Saturday, July 16, 2011

It's Always the Windows

It’s always the windows, or so it seems.  There is no denying that the design and quality of windows play a huge role in the appearance of a building exterior.  They are both functional (who abhors natural light?) and character-defining.  Take any building, of any style, and fill the windows with wall and you will almost certainly destroy its character.  Sure, it’ll also be more energy efficient (windows, for all their positive attributes simply aren’t.  Period), but that’s another rant.

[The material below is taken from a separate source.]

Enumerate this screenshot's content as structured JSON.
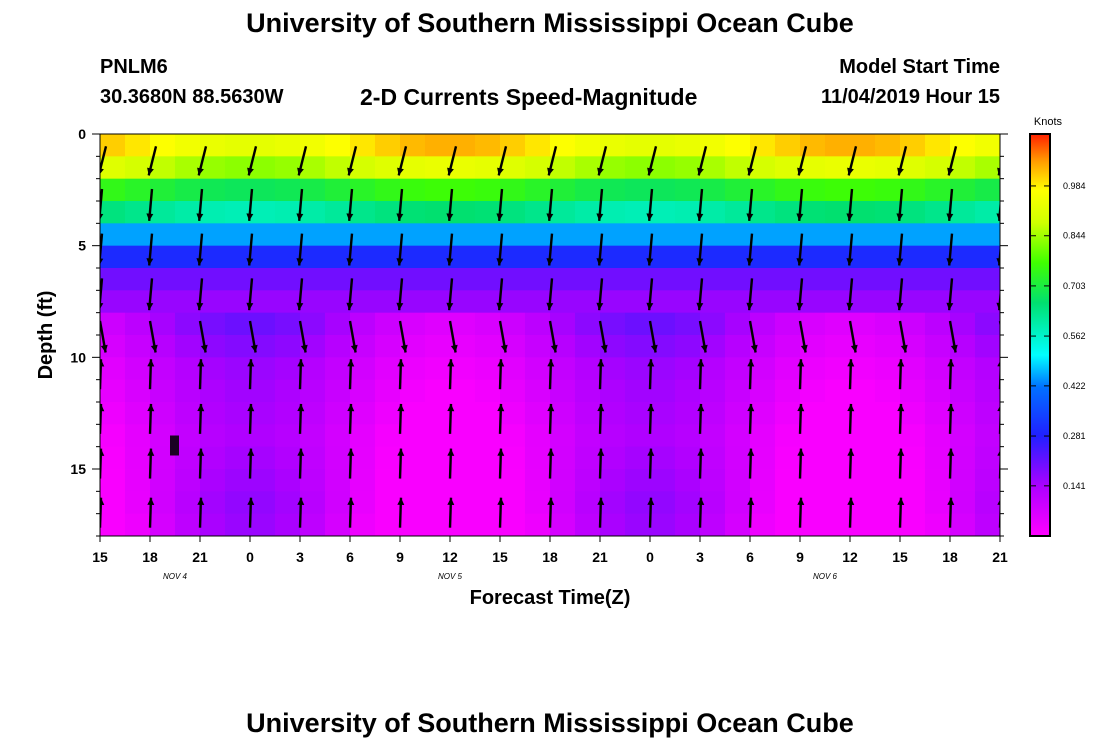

I have been writing about the re-creation of the long lost transom panels from the 1910-11 Sparta Building in Medford but there is another project, at the opposite end of I-5, that is looking to return a building full of windows to their original, historic, 1945 glory, of a much different, if still important, type.  Famed Portland architect Richard Sundeleaf designed the streamlined building at 300 NW 14th for the General Electric Supply Corporation Building with 15-light industrial steel sash windows creating two complex bands of natural light along all three exterior elevations (the building has a party wall to the north).  In 1980 Sundeleaf, perhaps against his own better judgement, oversaw the remodel (remuddle?) of the building that infilled the entire bottom band with CMU and replaced the operable windows panels on the upper floor with fixed glass panels.  Tinted ones.  Sorry, Mr. Sundeleaf, but WHAT were you thinking?

Cut to owners are in the planning process to entirely remove the existing ugly and replace it with custom manufactured, 15-light, steel sash, industrial windows on both the upper and lower floors.  Two strong, visually dense, bands of windows in place of the current 'single-story on a pedestal look"  will re-establish the character of the exterior.

Windows.  It’s always the windows.  In this case returning them to their original appearance and design will be a positive change for the corner, for the client, and for the history of the building.  I'd like to think, Mr. Sundeleaf would be pleased.